- The Washington Times - Friday, October 19, 2018

Federal intelligence, security and law enforcement agencies issued a rare joint-statement Friday acknowledging active foreign influence campaigns being waged by multiple nations against the U.S. with only a few weeks remaining until the midterm elections.

“We are concerned about ongoing campaigns by Russia, China and other foreign actors, including Iran, to undermine confidence in democratic institutions and influence public sentiment and government policies,” the Office of the Director of National Intelligence, FBI and Departments of Justice and Homeland Security said in the statement.

“These activities also may seek to influence voter perceptions and decision making in the 2018 and 2020 U.S. elections,” the statement said.

The agencies’ warning was issued around the same time the Justice Department announced criminal charges Friday against Elena Khusyaynova, a Russian national accused of participating in a foreign influence campaign allegedly waged with the goal of meddling in in next month’s U.S. Senate and House elections.

Ms. Khusyaynova, according to prosecutors, allegedly used social media and other internet platform to sow discord in the U.S. leading up to Nov. 6 midterms, imitating tactics witnessed deployed during two years earlier as part of the Russian campaign targeting the 2016 presidential race.

Active campaigns being waged by Russia and other adversaries may involve elements including using social media to amplify divisive issues, as well as using English-language media and “sympathetic spokespersons” to seed disinformation and disseminate foreign propaganda, the agencies said in the joint-statement.

Federal officials previously determined that Russia used social media, propaganda outlets and other conduits to meddle in the 2016 race, in addition to deploying state-sponsored computer hackers against targets including the Democratic National Committee, and the chairman of Democratic presidential candidate Hillary Clinton’s campaign, John Podesta, as well as election-related systems in several states, among other victims.

The Trump administration has not seen “any evidence of a compromise or disruption of infrastructure that would enable adversaries to prevent voting, change vote counts or disrupt our ability to tally votes in the midterm elections,” the ODNI, FBI, DOJ and DHS said in Friday’s statement.
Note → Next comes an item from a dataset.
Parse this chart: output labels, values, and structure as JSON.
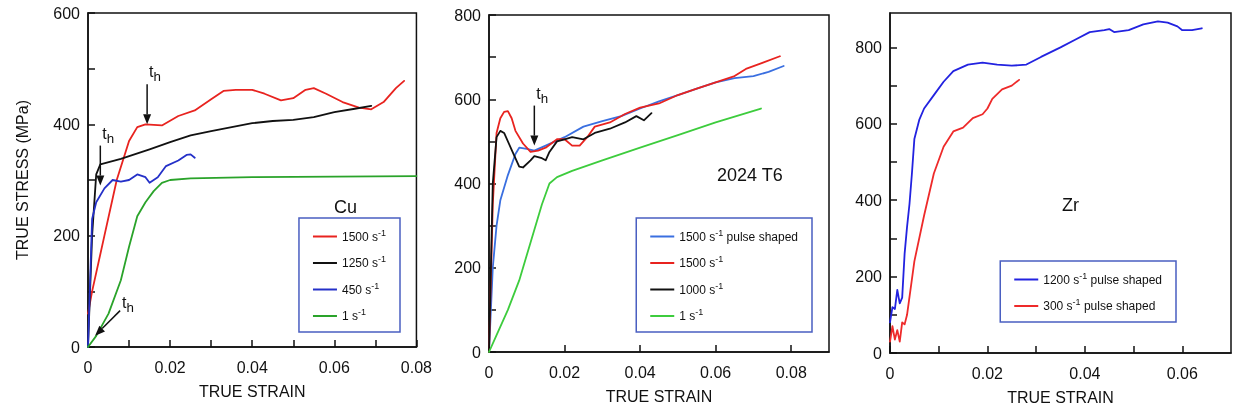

An unspecified number of state and local governments have reported attempted network intrusions using tactics that are available to both state and non-state cyber actors, but authorities were to prevent access or quickly mitigate those attempts in every instance, the agencies added.

“We’re not seeing anything remotely close to 2016,” Christopher Krebs, undersecretary of the DHS National Protection and Programs Directorate, said Friday.

“I’m kind of paranoid by my disposition anyway. When I’m not seeing a lot of activity, that gets me thinking through some worst-case scenarios,” said Mr. Krebs, USA Today reported. “What might they be doing? Might they be waiting for 2020? Or might they have other plans that they could trigger in the intervening two and a half weeks?”